The definitions of end points were modified on March 12, 2012, by the CORAL steering committee, and the modifications were approved by the data and safety monitoring board and the FDA. These modifications, which were made before the data were unblinded and with the steering committee unaware of event rates in the study groups, were intended to bring the definitions of end points into alignment with clinical event definitions that had evolved during the course of the study. Details of the changes in end-point definitions are provided in Table S1 in the Supplementary Appendix.
Statistical Analysis
We originally calculated that 1080 participants would need to be enrolled for the study to have 90% power to test the hypothesis that stenting would reduce the incidence of the primary end point by 25% (hazard ratio, 0.75) at 2 years, at a two-sided type I error rate of 0.05. Because the recruitment was slower than anticipated, the data and safety monitoring board recommended termination of recruitment on January 30, 2010 (at which point 947 participants had undergone randomization), and follow-up was extended through September 28, 2012, to preserve the statistical power.
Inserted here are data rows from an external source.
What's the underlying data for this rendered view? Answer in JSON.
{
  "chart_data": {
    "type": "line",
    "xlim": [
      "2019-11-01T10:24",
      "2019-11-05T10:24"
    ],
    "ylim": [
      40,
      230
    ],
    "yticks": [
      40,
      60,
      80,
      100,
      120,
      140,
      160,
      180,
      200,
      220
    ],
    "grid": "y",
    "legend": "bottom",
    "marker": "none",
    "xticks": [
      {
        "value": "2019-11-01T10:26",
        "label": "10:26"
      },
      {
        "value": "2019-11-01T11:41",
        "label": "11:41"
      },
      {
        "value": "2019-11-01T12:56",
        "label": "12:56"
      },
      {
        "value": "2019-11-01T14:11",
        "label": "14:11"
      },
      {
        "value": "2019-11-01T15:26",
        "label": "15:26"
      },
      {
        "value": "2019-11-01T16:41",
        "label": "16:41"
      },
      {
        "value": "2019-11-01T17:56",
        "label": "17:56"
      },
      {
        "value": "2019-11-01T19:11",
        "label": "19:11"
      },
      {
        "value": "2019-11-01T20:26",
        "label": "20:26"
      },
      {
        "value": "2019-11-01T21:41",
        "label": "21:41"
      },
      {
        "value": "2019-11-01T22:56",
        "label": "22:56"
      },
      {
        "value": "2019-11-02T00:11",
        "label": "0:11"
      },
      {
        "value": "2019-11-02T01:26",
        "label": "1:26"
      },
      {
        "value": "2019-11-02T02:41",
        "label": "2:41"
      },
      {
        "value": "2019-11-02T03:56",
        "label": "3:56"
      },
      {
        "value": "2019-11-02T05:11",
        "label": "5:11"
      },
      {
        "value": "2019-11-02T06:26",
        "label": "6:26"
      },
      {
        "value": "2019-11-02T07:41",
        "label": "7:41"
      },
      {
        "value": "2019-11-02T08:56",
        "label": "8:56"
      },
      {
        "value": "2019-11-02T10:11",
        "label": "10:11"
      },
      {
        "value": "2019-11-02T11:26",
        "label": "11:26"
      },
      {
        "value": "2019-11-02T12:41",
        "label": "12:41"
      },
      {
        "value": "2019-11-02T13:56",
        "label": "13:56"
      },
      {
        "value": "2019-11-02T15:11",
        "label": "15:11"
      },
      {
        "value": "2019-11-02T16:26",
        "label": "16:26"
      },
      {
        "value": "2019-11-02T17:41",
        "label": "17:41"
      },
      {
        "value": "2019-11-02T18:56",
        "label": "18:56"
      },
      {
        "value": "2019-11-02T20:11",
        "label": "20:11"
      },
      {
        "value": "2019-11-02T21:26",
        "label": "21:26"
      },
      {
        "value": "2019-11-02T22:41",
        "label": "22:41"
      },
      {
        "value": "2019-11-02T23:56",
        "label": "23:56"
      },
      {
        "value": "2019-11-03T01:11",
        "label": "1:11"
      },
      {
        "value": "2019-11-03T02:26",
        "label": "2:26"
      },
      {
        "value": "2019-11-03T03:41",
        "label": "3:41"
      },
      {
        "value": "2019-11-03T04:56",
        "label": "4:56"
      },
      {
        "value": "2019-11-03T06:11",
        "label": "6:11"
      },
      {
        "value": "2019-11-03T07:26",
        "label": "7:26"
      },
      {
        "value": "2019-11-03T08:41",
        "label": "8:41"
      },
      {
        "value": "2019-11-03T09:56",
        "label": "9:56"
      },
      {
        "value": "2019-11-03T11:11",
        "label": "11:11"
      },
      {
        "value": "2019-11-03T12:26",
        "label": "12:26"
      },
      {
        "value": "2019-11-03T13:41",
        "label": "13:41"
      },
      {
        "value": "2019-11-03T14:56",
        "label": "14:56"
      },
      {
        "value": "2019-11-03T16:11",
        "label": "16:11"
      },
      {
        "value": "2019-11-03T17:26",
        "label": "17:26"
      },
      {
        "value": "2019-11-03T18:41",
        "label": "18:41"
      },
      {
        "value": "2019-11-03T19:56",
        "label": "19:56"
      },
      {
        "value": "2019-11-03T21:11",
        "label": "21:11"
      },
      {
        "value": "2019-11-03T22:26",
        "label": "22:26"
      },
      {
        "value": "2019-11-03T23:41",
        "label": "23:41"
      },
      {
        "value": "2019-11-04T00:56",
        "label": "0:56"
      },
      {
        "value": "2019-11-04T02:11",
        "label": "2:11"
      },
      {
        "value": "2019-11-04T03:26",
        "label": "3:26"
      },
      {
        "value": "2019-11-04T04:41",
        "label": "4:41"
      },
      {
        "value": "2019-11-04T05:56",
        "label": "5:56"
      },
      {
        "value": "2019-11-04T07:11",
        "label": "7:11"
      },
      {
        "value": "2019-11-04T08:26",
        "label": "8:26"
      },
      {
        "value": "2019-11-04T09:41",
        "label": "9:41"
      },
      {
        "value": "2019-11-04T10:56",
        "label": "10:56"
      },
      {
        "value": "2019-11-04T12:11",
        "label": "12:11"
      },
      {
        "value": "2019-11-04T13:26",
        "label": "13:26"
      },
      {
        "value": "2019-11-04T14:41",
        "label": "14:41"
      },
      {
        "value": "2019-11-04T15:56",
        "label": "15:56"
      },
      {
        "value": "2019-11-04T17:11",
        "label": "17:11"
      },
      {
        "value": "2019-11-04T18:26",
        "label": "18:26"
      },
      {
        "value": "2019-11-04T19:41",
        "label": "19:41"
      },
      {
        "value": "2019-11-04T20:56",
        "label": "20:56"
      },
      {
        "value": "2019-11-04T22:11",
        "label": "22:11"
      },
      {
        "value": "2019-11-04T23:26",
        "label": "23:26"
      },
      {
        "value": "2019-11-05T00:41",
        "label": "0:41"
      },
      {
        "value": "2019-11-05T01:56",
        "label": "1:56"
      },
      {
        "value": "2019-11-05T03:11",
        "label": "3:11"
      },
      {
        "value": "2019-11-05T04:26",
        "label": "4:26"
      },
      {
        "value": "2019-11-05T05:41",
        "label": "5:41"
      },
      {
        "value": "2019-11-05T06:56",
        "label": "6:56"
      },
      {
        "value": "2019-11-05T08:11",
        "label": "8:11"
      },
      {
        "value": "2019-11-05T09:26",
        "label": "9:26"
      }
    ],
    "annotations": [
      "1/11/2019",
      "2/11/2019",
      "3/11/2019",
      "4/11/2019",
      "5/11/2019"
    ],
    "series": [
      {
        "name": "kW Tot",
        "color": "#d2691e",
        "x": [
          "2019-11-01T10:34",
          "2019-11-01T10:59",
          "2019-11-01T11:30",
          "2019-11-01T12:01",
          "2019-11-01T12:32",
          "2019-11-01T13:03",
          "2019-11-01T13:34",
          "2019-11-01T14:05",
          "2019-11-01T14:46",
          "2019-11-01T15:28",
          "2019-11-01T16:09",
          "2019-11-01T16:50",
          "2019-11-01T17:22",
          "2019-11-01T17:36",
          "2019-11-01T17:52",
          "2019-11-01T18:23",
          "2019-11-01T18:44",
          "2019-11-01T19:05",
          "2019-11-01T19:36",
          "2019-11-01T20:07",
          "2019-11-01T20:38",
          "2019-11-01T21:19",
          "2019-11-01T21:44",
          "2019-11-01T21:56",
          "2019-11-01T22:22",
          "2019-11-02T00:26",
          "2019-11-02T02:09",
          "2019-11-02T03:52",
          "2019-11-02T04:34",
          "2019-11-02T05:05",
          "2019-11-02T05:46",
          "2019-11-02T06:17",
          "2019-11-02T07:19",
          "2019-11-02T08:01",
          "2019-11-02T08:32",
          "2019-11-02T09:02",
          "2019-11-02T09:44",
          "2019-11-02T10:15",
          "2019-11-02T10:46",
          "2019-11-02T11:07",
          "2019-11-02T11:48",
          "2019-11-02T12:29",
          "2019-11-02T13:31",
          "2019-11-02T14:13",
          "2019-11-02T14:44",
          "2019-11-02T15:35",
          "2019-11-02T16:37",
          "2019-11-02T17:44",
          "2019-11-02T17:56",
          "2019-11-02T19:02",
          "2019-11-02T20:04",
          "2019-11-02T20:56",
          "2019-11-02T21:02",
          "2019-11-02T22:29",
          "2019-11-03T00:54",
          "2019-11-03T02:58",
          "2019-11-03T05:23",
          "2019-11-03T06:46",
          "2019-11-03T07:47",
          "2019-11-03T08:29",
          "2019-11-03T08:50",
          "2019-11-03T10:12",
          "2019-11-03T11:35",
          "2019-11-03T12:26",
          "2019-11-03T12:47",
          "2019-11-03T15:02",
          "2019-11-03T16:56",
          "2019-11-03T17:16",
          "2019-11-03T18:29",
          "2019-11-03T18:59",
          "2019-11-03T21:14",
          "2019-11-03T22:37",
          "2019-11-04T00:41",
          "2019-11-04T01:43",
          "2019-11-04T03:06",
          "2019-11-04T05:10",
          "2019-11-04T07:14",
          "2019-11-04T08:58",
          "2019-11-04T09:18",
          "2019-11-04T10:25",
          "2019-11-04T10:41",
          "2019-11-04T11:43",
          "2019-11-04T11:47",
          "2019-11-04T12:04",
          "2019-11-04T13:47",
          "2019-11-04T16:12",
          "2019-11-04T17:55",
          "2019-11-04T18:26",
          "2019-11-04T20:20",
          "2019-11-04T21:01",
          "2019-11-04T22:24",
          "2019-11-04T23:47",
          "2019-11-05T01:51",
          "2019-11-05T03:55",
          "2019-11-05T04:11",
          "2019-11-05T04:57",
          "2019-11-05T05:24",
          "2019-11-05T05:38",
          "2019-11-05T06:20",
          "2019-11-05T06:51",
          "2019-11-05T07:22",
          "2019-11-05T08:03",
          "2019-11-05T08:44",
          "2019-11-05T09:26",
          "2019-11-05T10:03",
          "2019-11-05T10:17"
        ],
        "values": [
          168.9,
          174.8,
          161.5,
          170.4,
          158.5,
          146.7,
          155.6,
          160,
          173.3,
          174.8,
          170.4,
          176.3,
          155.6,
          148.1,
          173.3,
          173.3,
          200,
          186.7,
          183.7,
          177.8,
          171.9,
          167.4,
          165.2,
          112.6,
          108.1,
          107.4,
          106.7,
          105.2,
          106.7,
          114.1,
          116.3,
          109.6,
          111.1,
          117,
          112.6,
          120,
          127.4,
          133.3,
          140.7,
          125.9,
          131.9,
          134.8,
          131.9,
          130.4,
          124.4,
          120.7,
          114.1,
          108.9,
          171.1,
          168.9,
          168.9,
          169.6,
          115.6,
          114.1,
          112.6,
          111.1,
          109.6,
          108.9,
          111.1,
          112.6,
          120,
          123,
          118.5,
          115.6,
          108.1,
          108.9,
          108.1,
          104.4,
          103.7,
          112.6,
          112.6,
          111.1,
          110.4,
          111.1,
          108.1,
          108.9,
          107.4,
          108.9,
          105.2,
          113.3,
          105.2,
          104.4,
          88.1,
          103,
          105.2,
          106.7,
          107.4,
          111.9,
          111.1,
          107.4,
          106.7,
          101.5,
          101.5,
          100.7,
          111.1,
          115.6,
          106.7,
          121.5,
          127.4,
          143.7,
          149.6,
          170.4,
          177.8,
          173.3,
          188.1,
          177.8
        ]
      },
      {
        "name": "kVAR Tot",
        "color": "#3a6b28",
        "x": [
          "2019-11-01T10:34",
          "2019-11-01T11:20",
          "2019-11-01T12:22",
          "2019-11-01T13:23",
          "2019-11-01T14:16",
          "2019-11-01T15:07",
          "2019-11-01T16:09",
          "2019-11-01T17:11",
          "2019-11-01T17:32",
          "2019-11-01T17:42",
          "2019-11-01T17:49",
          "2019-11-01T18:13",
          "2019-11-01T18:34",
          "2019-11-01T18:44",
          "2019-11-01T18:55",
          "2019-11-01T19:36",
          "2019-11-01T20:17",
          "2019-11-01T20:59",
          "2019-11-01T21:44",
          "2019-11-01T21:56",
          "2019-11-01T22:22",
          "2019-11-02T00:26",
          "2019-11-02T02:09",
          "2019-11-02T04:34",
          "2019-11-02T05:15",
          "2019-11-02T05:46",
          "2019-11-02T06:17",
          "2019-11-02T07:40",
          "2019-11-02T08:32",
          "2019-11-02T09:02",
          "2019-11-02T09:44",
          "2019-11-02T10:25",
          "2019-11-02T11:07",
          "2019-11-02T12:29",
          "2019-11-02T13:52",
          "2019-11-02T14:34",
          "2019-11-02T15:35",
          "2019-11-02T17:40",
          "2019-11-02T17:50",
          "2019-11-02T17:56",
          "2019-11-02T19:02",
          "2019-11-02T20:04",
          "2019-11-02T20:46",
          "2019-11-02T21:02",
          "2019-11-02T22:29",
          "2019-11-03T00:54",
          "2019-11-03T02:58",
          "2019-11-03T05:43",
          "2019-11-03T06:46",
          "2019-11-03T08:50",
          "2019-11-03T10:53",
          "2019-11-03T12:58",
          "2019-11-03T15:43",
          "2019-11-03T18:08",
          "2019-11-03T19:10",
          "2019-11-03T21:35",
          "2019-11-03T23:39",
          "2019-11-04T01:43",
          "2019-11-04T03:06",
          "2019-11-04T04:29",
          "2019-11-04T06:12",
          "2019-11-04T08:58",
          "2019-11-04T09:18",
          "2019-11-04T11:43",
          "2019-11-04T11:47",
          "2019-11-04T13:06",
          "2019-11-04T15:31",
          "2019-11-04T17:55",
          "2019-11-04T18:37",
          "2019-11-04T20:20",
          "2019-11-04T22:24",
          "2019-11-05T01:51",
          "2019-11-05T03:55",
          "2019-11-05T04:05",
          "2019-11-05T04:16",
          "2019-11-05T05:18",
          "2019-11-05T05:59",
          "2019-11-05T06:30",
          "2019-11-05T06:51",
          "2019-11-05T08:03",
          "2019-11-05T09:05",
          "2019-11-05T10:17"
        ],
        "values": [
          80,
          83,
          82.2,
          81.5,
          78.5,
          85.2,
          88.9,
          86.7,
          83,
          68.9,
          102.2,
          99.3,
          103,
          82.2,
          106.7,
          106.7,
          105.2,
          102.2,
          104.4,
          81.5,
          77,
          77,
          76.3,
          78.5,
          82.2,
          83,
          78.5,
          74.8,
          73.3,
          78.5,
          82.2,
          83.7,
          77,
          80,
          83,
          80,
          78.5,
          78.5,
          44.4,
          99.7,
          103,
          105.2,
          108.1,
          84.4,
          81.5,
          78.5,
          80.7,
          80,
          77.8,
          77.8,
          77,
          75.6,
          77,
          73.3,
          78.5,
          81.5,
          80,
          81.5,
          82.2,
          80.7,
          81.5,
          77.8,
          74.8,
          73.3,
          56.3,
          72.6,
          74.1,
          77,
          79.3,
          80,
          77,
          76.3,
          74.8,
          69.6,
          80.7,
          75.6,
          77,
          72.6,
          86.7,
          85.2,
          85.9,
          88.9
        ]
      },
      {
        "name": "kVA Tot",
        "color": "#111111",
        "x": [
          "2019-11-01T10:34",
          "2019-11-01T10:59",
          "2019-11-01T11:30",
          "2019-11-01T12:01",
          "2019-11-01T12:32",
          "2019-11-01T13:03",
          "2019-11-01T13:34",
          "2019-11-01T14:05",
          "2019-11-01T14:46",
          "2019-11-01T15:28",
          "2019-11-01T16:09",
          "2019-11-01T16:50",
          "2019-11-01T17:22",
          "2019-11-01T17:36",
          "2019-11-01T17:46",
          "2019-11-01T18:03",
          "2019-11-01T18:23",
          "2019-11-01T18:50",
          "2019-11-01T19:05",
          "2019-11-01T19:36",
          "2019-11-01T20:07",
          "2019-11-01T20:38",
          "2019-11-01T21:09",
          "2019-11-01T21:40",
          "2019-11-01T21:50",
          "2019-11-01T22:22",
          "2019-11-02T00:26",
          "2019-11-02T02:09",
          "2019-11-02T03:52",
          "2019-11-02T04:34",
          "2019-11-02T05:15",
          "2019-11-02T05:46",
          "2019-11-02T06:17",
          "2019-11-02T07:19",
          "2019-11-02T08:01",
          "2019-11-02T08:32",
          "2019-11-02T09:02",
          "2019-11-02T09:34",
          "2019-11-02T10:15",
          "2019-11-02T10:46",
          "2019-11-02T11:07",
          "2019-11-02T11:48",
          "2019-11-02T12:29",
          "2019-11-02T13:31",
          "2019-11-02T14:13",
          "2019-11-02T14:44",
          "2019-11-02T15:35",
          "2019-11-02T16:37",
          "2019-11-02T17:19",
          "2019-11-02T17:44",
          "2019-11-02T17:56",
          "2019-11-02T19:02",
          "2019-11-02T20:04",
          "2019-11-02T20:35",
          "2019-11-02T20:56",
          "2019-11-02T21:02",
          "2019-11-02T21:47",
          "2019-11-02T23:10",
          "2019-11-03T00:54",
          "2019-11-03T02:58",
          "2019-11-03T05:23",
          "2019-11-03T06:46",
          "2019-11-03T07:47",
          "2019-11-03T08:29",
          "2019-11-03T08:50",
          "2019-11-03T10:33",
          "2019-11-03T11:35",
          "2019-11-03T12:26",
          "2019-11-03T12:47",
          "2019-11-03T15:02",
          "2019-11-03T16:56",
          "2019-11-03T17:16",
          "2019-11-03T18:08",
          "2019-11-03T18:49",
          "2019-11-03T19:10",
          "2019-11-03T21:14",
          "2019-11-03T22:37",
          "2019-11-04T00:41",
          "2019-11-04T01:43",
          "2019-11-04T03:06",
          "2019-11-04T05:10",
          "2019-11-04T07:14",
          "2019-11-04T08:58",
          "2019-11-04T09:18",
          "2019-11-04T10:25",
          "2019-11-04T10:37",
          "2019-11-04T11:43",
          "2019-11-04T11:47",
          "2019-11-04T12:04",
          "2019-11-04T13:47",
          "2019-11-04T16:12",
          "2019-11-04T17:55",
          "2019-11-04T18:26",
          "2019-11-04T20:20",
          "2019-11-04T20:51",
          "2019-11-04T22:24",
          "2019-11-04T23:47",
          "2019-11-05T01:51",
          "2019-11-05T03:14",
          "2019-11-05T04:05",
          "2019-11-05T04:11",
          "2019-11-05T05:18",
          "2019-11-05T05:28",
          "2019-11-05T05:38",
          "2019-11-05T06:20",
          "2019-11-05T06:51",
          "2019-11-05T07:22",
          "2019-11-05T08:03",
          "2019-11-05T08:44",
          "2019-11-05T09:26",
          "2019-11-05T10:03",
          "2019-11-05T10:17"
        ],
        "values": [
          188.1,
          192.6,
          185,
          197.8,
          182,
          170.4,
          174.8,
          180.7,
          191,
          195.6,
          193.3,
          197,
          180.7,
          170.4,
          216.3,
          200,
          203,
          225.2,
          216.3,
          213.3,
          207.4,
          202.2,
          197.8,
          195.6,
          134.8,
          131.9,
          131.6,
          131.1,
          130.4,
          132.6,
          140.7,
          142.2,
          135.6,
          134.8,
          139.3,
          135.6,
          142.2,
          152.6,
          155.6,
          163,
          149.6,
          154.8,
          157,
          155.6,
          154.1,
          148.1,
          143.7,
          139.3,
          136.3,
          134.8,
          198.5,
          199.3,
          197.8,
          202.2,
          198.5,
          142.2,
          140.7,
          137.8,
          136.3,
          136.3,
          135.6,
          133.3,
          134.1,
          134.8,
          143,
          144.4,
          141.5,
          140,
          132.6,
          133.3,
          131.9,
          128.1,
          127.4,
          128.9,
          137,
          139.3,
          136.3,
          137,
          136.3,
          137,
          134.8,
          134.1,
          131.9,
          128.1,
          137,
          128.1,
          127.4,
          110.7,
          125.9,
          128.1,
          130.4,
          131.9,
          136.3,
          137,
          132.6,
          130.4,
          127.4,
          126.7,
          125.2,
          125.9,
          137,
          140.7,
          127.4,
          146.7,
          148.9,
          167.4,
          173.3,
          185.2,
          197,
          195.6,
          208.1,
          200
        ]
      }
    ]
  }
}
All the analyses were performed on an intention-to-treat basis. All participants who underwent randomization were included in the intention-to-treat analyses with the exception of the 16 participants (8 in each group) who were enrolled at a single site at which scientific integrity issues were identified; an administrative decision was made to exclude the data from these participants from the intention-to-treat analysis (see additional information below). Continuous variables are expressed as means and standard deviations and were compared with the use of Student's t-tests. Medians are presented with interquartile ranges. Categorical variables are expressed as proportions and were compared with the use of the chi-square test or Fisher's exact test, as appropriate. Time-to-event outcomes (including the primary end point) are expressed as Kaplan–Meier estimates and were compared between the treatment groups with the use of the log-rank statistic. The Cox proportional-hazards model was used to estimate the hazard ratios and associated 95% confidence intervals. Prespecified secondary analyses included tests for interaction effects between the primary end point and sex, race, presence or absence of diabetes, and presence or absence of global renal ischemia (defined as stenosis of 60% or more of the diameter of all arteries supplying both kidneys or stenosis of 60% or more of the diameter of all arteries supplying a single functioning kidney). The effect of treatment on systolic blood pressure over time was estimated with the use of a repeated-measures analysis.
The primary composite end point was tested at the 0.0497 level to adjust for a single interim analysis. All other analyses were performed at the 0.05 level without adjustment for multiple comparisons.